© JUNGE FREIHEIT Verlag GmbH & Co. www.jungefreiheit.de 04/06 20. Januar 2006

Mehr als ein Betriebsunfall
Bundestagswahl: Union forscht nach den Ursachen für ihr enttäuschendes Abschneiden / Analyse der Konrad-Adenauer-Stiftung
Tobias Westphal

CDU und CSU waren mit Betrachtungen des eigenen Wahlkampfs vor der Bundestagswahl 2005 bislang sehr zurückhaltend. Nur auf dem Deutschlandtag der Jungen Union (JU) Ende Oktober in Augsburg wurden tiefer gehende Fragen nach den Ursachen für das aus Sicht der Union enttäuschende Abschneiden gestellt - etwa nach dem eigenen Wertefundament und dem Leitbild des bürgerlichen Lagers (JF 44/05). Ansonsten wurde von den beiden Parteiführungen das schlechte Abschneiden mit Plattheiten begründet; man habe "zuviel von der 'Flat Tax' und zuwenig von den Menschen" geredet, es fehlte die "soziale Komponente" und der Wahlkampf sei zu "wirtschaftslastig" gewesen (JF 50/05). Das Thema "Analyse" hätte danach für beide Parteien erledigt sein können.

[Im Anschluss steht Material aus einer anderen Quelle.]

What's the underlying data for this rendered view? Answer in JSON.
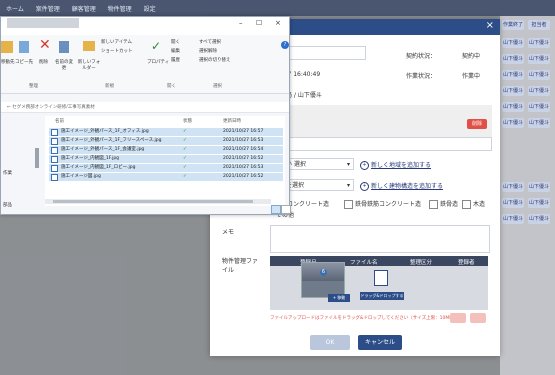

SPD lag in zwölf Ländern vor der Union

Doch Stephan Eisel, Hauptabteilungsleiter für Politische Bildung und Kommunalpolitik der Konrad-Adenauer-Stiftung, stellte in der Dezember-Ausgabe der Monatszeitschrift Die Politische Meinung eine umfassende Analyse des Wahlkampfes vor. Er zeigt zunächst auf, daß Wahlanalysen benötigt werden, um zu erkennen, was die Wähler von den Botschaften und den Ideen einer Partei halten. Die Bundestagswahl 2005 sei "mehr als ein Betriebsunfall" gewesen. Die SPD wurde in zwölf der sechzehn Bundesländer stärker als die Union. Das Wahlergebnis lag 3,3 Prozentpunkte unter dem schwachen Ergebnis des Jahres 2002 und damit auf dem Niveau der verlorenen Wahl des Jahres 1998.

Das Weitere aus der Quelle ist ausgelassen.